Press release from the issuing company

PARAMUS, N.J., JUNE 20, 2006 – Vigorous April 2006 sales were not enough to sustain NAPL’s Printing Business Index (PBI), the graphic communications industry trade association’s broadest measure of print activity, which fell to 55.6 in May from 57.4 in April and 59.9 in March, due in large part to an ongoing profit squeeze. (A PBI reading above 50.0 means more printers report activity is picking up than report activity is slowing down; a reading below 50.0 means the opposite.) “There’s no mystery to what’s contributing to the ongoing pressure of profits—broad, persistent cost inflation. And markets are still very resistant to price increases because our competition is more diverse and intense than ever,” says Andrew Paparozzi, NAPL vice president and chief economist, who forecasts that “the profit squeeze will tighten over the next year, as our industry slows with the economy.” The PBI combines input from NAPL’s Printing Business Panel about work-on-hand, current business conditions, expected business conditions (confidence), hiring plans, profitability, and other key indicators into a single measure of activity.

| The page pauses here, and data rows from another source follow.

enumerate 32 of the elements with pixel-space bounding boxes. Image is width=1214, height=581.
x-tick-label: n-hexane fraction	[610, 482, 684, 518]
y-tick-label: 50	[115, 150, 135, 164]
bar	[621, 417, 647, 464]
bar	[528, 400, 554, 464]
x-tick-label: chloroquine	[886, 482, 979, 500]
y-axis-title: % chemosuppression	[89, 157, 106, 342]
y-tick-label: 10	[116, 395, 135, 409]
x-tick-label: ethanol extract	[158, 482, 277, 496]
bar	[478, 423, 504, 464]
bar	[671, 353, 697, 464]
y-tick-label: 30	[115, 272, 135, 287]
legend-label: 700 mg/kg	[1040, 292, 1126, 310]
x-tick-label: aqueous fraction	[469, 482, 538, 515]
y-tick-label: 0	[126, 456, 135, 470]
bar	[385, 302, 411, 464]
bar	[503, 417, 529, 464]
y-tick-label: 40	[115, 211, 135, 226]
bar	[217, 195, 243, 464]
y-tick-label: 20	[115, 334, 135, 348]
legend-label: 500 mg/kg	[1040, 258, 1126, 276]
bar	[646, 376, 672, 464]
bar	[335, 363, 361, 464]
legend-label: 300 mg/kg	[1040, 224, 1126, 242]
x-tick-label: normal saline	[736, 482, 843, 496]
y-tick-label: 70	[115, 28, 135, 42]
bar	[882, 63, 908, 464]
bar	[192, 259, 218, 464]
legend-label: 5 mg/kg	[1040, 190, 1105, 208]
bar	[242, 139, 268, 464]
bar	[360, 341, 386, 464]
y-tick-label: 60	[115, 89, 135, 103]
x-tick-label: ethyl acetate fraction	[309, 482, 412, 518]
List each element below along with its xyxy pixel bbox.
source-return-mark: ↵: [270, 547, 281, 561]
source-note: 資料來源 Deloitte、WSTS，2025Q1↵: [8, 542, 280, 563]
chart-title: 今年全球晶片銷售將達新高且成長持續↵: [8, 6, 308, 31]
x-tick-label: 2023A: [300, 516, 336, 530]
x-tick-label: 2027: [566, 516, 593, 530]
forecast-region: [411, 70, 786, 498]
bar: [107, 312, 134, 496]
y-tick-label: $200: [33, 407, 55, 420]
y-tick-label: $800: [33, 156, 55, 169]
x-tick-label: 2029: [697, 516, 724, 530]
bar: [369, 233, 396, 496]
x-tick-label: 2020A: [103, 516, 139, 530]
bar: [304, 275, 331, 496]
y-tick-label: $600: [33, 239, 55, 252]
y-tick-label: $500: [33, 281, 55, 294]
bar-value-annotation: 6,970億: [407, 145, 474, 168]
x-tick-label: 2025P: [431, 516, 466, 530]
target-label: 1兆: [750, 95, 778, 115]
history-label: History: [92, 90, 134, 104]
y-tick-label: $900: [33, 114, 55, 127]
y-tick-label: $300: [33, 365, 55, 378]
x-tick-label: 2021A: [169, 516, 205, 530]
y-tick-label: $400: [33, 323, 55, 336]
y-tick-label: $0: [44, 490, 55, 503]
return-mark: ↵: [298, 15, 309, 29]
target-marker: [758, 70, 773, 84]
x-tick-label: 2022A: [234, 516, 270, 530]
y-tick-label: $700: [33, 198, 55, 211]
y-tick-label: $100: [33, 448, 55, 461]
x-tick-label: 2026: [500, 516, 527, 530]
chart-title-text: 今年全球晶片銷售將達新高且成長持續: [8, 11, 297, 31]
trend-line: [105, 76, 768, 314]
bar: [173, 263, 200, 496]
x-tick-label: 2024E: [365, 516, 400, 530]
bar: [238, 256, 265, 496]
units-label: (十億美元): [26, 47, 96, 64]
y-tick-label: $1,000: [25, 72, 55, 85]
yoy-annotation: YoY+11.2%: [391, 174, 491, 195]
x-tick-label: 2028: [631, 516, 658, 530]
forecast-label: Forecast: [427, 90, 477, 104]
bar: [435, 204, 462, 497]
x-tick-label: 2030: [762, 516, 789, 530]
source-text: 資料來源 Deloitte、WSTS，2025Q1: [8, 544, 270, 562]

The NAPL Printing Business Panel is a representative group of more than 300 printers that the Association surveys monthly on a range of key printing issues. Since the same companies are surveyed every time, data are strictly comparable from period to period. The economic analysis comes from NAPL’s Printing Economic Research Center (PERC) which produces research and publications sponsored by Heidelberg, Kennesaw, Ga.